Cassadaga (Saddle Creek, 2007) tried to capitalize on all the experiments of the previous albums. Ironically, this meta-experiment succeeds mainly in two directions, that are also the most traditional: the orchestral ballad, best represented by Clairaudients and especially Make a Plan to Love Me, and Bob Dylan-tinged roots-rock, notably Soul Singer in a Session Band and especially Four Winds.

Noise Floor (Saddle Creek, 2006) collects rarities.

Georgia's Now It's Overhead, fronted by Bright Eyes' Andy LeMaster, released Now It's Overhead (Saddle Creek) and Fall Back Open (Saddle Creek, 2004).

Oberst, who had already self-released a few cassettes in the 1990s, debuted solo with the radio-friendly blue-collar rock of Conor Oberst (Merge, 2008). His second solo album Outer South (Merge, 2009) was credited to Conor Oberst And The Mystic Valley Band, which was, after all, just a rock and roll band with the only ambition to play some old-fashioned rock songs.

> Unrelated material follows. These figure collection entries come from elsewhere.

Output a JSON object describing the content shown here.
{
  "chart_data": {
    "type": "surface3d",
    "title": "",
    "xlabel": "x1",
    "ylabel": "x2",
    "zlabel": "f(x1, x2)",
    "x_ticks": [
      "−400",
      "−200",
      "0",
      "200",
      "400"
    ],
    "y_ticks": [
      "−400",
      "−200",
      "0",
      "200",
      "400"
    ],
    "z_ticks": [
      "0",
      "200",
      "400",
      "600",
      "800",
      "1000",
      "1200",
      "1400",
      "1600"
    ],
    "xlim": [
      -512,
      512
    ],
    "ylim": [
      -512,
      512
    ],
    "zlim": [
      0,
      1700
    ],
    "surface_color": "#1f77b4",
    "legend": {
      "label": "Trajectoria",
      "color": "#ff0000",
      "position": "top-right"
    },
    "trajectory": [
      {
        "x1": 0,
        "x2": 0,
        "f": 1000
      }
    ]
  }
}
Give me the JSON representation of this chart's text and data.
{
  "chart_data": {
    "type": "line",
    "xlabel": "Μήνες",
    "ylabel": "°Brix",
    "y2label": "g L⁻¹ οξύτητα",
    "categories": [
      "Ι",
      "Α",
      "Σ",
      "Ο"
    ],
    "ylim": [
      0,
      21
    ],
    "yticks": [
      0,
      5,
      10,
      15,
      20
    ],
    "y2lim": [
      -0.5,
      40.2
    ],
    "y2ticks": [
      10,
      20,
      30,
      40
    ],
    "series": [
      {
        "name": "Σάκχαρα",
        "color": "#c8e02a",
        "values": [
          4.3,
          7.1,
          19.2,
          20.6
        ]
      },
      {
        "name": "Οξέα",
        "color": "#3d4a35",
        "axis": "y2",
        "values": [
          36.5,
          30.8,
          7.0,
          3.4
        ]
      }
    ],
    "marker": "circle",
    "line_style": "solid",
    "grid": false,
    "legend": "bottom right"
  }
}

Meanwhile, Conor Oberst and Mike Mogis, My Morning Jacket's Jim James, and M Ward formed the Monsters Of Folk in the vein of Crosby Stills Nash & Young, and released the ambitious Monsters Of Folk (2009), containing Dear God and Slow Down Jo.

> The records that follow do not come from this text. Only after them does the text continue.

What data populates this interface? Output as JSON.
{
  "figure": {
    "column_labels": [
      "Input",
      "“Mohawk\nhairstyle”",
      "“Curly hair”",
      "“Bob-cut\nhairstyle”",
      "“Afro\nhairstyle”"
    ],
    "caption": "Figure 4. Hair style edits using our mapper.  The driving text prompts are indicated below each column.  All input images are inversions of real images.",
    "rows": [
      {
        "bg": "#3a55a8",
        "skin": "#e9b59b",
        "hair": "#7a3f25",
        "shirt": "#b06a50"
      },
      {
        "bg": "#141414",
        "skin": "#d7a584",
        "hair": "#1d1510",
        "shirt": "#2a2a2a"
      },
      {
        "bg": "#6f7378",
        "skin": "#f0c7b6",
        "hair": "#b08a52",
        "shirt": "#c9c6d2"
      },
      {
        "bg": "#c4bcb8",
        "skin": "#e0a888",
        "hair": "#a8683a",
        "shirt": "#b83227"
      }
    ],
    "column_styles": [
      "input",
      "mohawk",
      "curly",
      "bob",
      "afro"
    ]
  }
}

Bright Eyes morphed into a mellower and shinier creature on The People's Key (2011), a collection of songs that sound slick by Oberst's standards, and that include catchy singalongs like Jejune Stars and One For You One For Me. A bit of transgression transpires from the soaring Shell Games and the psychedelic Haile Selassie , and especially from the angrier Triple Spiral, but mostly this is a calm and mature journey, devoid of traumas. The old (young) Oberst still flagellates himself only in the spare Ladder Song. A notable contribution comes from keyboardist Nate Walcott, who adds sophisticated touches reminiscent of the new wave of the 1970s.

Conor Oberst's Upside Down Mountain (Nonesuch, 2014) sounds like the Los Angeles school of singer-songwriters of the 1970s, but the lush arrangements mostly hijack the songs.

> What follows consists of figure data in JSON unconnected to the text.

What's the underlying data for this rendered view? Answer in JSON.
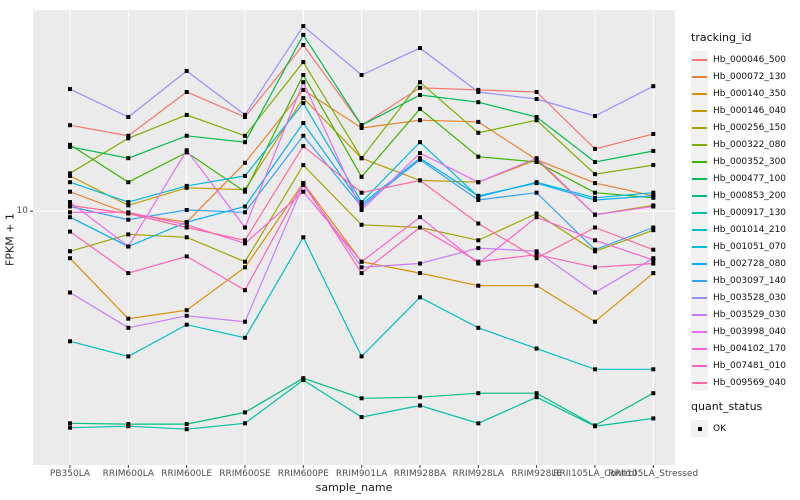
{
  "figure": {
    "x_axis_title": "sample_name",
    "y_axis_title": "FPKM + 1",
    "y_tick_label": "10",
    "colors": {
      "panel_bg": "#EBEBEB",
      "grid": "#FFFFFF",
      "tick_mark": "#333333",
      "tick_text": "#4D4D4D",
      "point": "#000000",
      "legend_key_bg": "#F2F2F2"
    }
  },
  "legend": {
    "tracking_title": "tracking_id",
    "quant_title": "quant_status",
    "quant_items": [
      {
        "label": "OK",
        "shape": "filled-black-square"
      }
    ]
  },
  "chart_data": {
    "type": "line",
    "title": "",
    "xlabel": "sample_name",
    "ylabel": "FPKM + 1",
    "yscale": "log10",
    "ylim": [
      1.15,
      55.5
    ],
    "yticks": [
      10
    ],
    "grid": "major-white-on-gray",
    "legend_position": "right",
    "marker": "filled-black-square",
    "categories": [
      "PB350LA",
      "RRIM600LA",
      "RRIM600LE",
      "RRIM600SE",
      "RRIM600PE",
      "RRIM901LA",
      "RRIM928BA",
      "RRIM928LA",
      "RRIM928LE",
      "RRII105LA_Control",
      "RRII105LA_Stressed"
    ],
    "series": [
      {
        "name": "Hb_000046_500",
        "color": "#F8766D",
        "values": [
          20.8,
          19.0,
          27.6,
          22.3,
          41.2,
          20.8,
          28.6,
          28.1,
          27.6,
          17.0,
          19.3
        ]
      },
      {
        "name": "Hb_000072_130",
        "color": "#EA8331",
        "values": [
          11.8,
          9.8,
          9.1,
          15.1,
          28.1,
          20.3,
          21.7,
          21.4,
          15.5,
          12.7,
          11.4
        ]
      },
      {
        "name": "Hb_000140_350",
        "color": "#D89000",
        "values": [
          6.7,
          4.0,
          4.3,
          6.2,
          12.7,
          6.5,
          5.9,
          5.3,
          5.3,
          3.9,
          5.9
        ]
      },
      {
        "name": "Hb_000146_040",
        "color": "#C09B00",
        "values": [
          13.5,
          10.5,
          12.2,
          12.0,
          26.2,
          15.7,
          13.0,
          12.8,
          15.5,
          9.7,
          10.5
        ]
      },
      {
        "name": "Hb_000256_150",
        "color": "#A3A500",
        "values": [
          7.1,
          8.2,
          8.0,
          6.5,
          14.8,
          8.9,
          8.7,
          7.8,
          9.8,
          7.1,
          8.5
        ]
      },
      {
        "name": "Hb_000322_080",
        "color": "#7CAE00",
        "values": [
          13.8,
          18.6,
          22.7,
          19.0,
          35.6,
          15.7,
          30.0,
          19.5,
          21.7,
          13.7,
          14.8
        ]
      },
      {
        "name": "Hb_000352_300",
        "color": "#39B600",
        "values": [
          17.6,
          12.8,
          16.5,
          11.8,
          31.9,
          13.4,
          23.9,
          15.9,
          15.2,
          11.7,
          11.2
        ]
      },
      {
        "name": "Hb_000477_100",
        "color": "#00BB4E",
        "values": [
          17.3,
          15.7,
          19.0,
          18.0,
          44.9,
          20.8,
          26.9,
          25.3,
          22.3,
          15.2,
          16.7
        ]
      },
      {
        "name": "Hb_000853_200",
        "color": "#00BF7D",
        "values": [
          1.64,
          1.63,
          1.63,
          1.8,
          2.41,
          2.03,
          2.05,
          2.12,
          2.12,
          1.61,
          2.12
        ]
      },
      {
        "name": "Hb_000917_130",
        "color": "#00C1A3",
        "values": [
          1.58,
          1.6,
          1.56,
          1.64,
          2.37,
          1.73,
          1.91,
          1.64,
          2.05,
          1.6,
          1.71
        ]
      },
      {
        "name": "Hb_001014_210",
        "color": "#00BFC4",
        "values": [
          3.3,
          2.9,
          3.8,
          3.4,
          8.0,
          2.9,
          4.8,
          3.7,
          3.1,
          2.6,
          2.6
        ]
      },
      {
        "name": "Hb_001051_070",
        "color": "#00BAE0",
        "values": [
          12.8,
          10.8,
          12.4,
          13.5,
          25.1,
          10.8,
          18.0,
          11.3,
          12.8,
          11.2,
          11.7
        ]
      },
      {
        "name": "Hb_002728_080",
        "color": "#00B0F6",
        "values": [
          9.5,
          7.4,
          9.1,
          10.4,
          21.2,
          10.6,
          15.7,
          11.4,
          12.7,
          11.0,
          11.4
        ]
      },
      {
        "name": "Hb_003097_140",
        "color": "#35A2FF",
        "values": [
          10.4,
          9.3,
          10.1,
          9.9,
          19.0,
          10.4,
          15.5,
          11.0,
          11.7,
          7.2,
          8.7
        ]
      },
      {
        "name": "Hb_003528_030",
        "color": "#9590FF",
        "values": [
          28.3,
          22.3,
          33.0,
          22.7,
          48.4,
          31.9,
          40.1,
          27.6,
          26.0,
          22.5,
          29.0
        ]
      },
      {
        "name": "Hb_003529_030",
        "color": "#C77CFF",
        "values": [
          5.0,
          3.7,
          4.1,
          3.9,
          12.5,
          6.2,
          6.4,
          7.3,
          7.1,
          5.0,
          6.7
        ]
      },
      {
        "name": "Hb_003998_040",
        "color": "#E76BF3",
        "values": [
          10.8,
          7.4,
          16.8,
          8.7,
          30.0,
          10.1,
          16.4,
          12.8,
          15.7,
          9.7,
          10.4
        ]
      },
      {
        "name": "Hb_004102_170",
        "color": "#FA62DB",
        "values": [
          9.9,
          9.9,
          8.9,
          7.6,
          11.8,
          6.5,
          9.5,
          6.4,
          9.5,
          7.8,
          6.6
        ]
      },
      {
        "name": "Hb_007481_010",
        "color": "#FF62BC",
        "values": [
          8.4,
          5.9,
          6.8,
          5.1,
          12.7,
          5.9,
          8.7,
          6.5,
          6.9,
          6.2,
          6.4
        ]
      },
      {
        "name": "Hb_009569_040",
        "color": "#FF6A98",
        "values": [
          10.5,
          9.8,
          8.7,
          7.8,
          17.4,
          11.7,
          13.0,
          9.0,
          6.7,
          8.7,
          7.2
        ]
      }
    ]
  }
}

Following the Desaparecidos' blistering punk-folk album Payola (2015), Conor Oberst released the solo album Ruminations (2016), a collection of gloomy fragile naked songs, perhaps his best solo album or at least his most personal one, and a version of it with professional arrangements, Salutations (2017).

Oberst also formed Better Oblivion Community Center with Phoebe Bridgers. Their album Better Oblivion Community Center (2019) contains Didn't Know What I Was In For and Dylan Thomas, but also a lot of filler.

Bright Eyes returned after nine years with Down in the Weeds Where the World Once Was (2020), their best album in a decade, that contains the previous singles Persona Non Grata, Forced Convalescence, One and Done and Mariana Trench, besides new gems like Calais to Dover and Dance and Sing.